Some EVs Protect the Environment While Harming Child Miners
Social conscience telling you to buy an electric car? If so you might want to consider the following. Amnesty International (AI) reports that a key component in rechargeable batteries, cobalt is being mined by children. Car builders seem to be turning a blind or at least visually impaired eye towards it.
Cobalt is currently selling at $362.00 a pound. There are International standards to guard against companies doing business with mines that use child labor. For these standards to work companies have to research the mining companies they or their battery supplier do business with.
Amnesty International credited Daimler, and BMW with being the most diligent in adhering to the aforementioned international standards. Tesla’s name also came up. The company stated that their batteries contain very little cobalt. Still, Tesla vowed to pay more attention to their supply chain.
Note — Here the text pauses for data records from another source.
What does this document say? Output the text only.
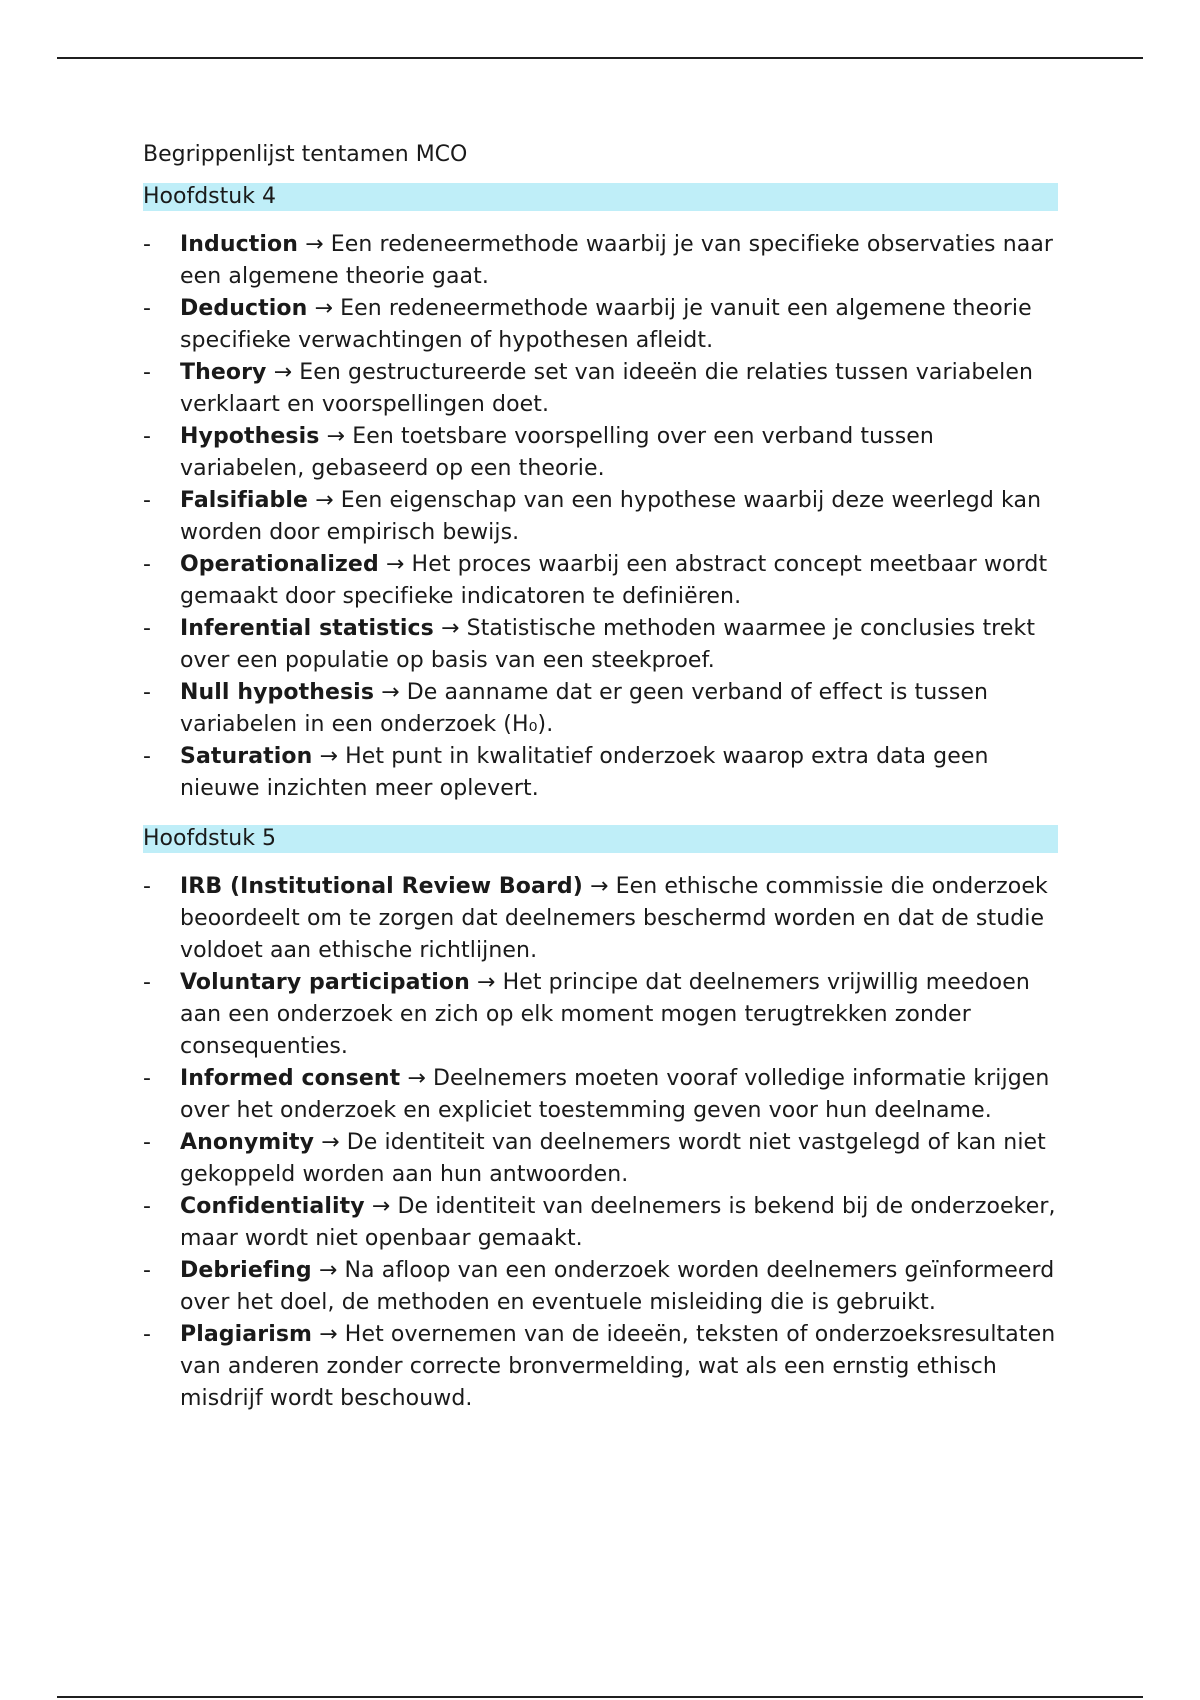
Begrippenlijst tentamen MCO
Hoofdstuk 4
-	Induction → Een redeneermethode waarbij je van specifieke observaties naar een algemene theorie gaat.
-	Deduction → Een redeneermethode waarbij je vanuit een algemene theorie specifieke verwachtingen of hypothesen afleidt.
-	Theory → Een gestructureerde set van ideeën die relaties tussen variabelen verklaart en voorspellingen doet.
-	Hypothesis → Een toetsbare voorspelling over een verband tussen variabelen, gebaseerd op een theorie.
-	Falsifiable → Een eigenschap van een hypothese waarbij deze weerlegd kan worden door empirisch bewijs.
-	Operationalized → Het proces waarbij een abstract concept meetbaar wordt gemaakt door specifieke indicatoren te definiëren.
-	Inferential statistics → Statistische methoden waarmee je conclusies trekt over een populatie op basis van een steekproef.
-	Null hypothesis → De aanname dat er geen verband of effect is tussen variabelen in een onderzoek (H₀).
-	Saturation → Het punt in kwalitatief onderzoek waarop extra data geen nieuwe inzichten meer oplevert.
Hoofdstuk 5
-	IRB (Institutional Review Board) → Een ethische commissie die onderzoek beoordeelt om te zorgen dat deelnemers beschermd worden en dat de studie voldoet aan ethische richtlijnen.
-	Voluntary participation → Het principe dat deelnemers vrijwillig meedoen aan een onderzoek en zich op elk moment mogen terugtrekken zonder consequenties.
-	Informed consent → Deelnemers moeten vooraf volledige informatie krijgen over het onderzoek en expliciet toestemming geven voor hun deelname.
-	Anonymity → De identiteit van deelnemers wordt niet vastgelegd of kan niet gekoppeld worden aan hun antwoorden.
-	Confidentiality → De identiteit van deelnemers is bekend bij de onderzoeker, maar wordt niet openbaar gemaakt.
-	Debriefing → Na afloop van een onderzoek worden deelnemers geïnformeerd over het doel, de methoden en eventuele misleiding die is gebruikt.
-	Plagiarism → Het overnemen van de ideeën, teksten of onderzoeksresultaten van anderen zonder correcte bronvermelding, wat als een ernstig ethisch misdrijf wordt beschouwd.
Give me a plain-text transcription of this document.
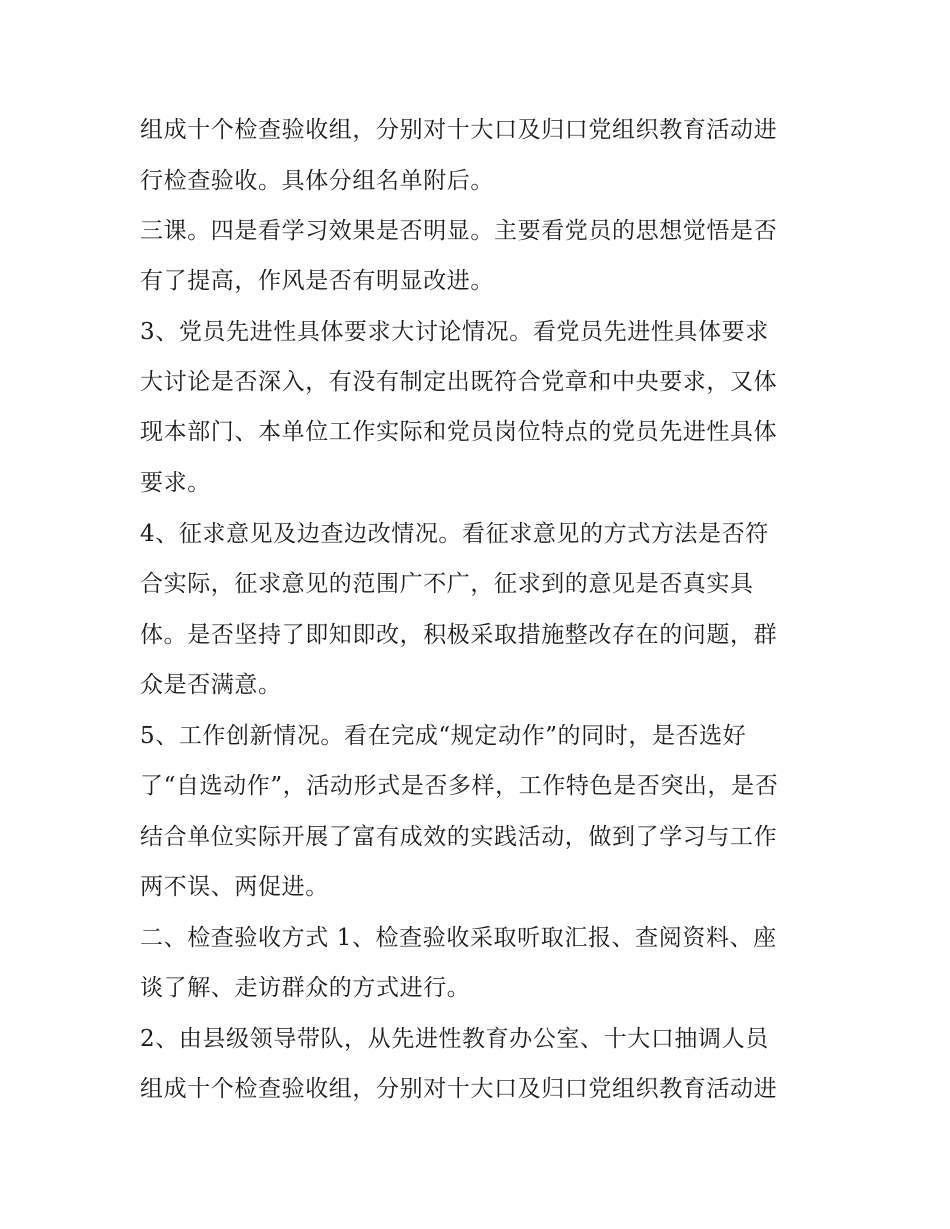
组成十个检查验收组，分别对十大口及归口党组织教育活动进
行检查验收。具体分组名单附后。
三课。四是看学习效果是否明显。主要看党员的思想觉悟是否
有了提高，作风是否有明显改进。
3、党员先进性具体要求大讨论情况。看党员先进性具体要求
大讨论是否深入，有没有制定出既符合党章和中央要求，又体
现本部门、本单位工作实际和党员岗位特点的党员先进性具体
要求。
4、征求意见及边查边改情况。看征求意见的方式方法是否符
合实际，征求意见的范围广不广，征求到的意见是否真实具
体。是否坚持了即知即改，积极采取措施整改存在的问题，群
众是否满意。
5、工作创新情况。看在完成“规定动作”的同时，是否选好
了“自选动作”，活动形式是否多样，工作特色是否突出，是否
结合单位实际开展了富有成效的实践活动，做到了学习与工作
两不误、两促进。
二、检查验收方式 1、检查验收采取听取汇报、查阅资料、座
谈了解、走访群众的方式进行。
2、由县级领导带队，从先进性教育办公室、十大口抽调人员
组成十个检查验收组，分别对十大口及归口党组织教育活动进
Renault was rated as the worst offender. When confronted with the report Renault responded by not responding.
Greater demand for EVs means greater demand for cobalt. That in turn, breeds abuse and corruption especially in the Democratic Republic of the Congo (DRC). At the center of the controversy are small independent mines that employ children as young as seven.
Independent mines account for 25% of the 269,254 tons of cobalt mined in the DRC last year. Not surprisingly these independent mining operations have no regard for safety standards. In a single year, dozens of miners were killed in cave-ins. A Chinese company Zhejiang Huayou Cobalt has benefitted most from these abuses.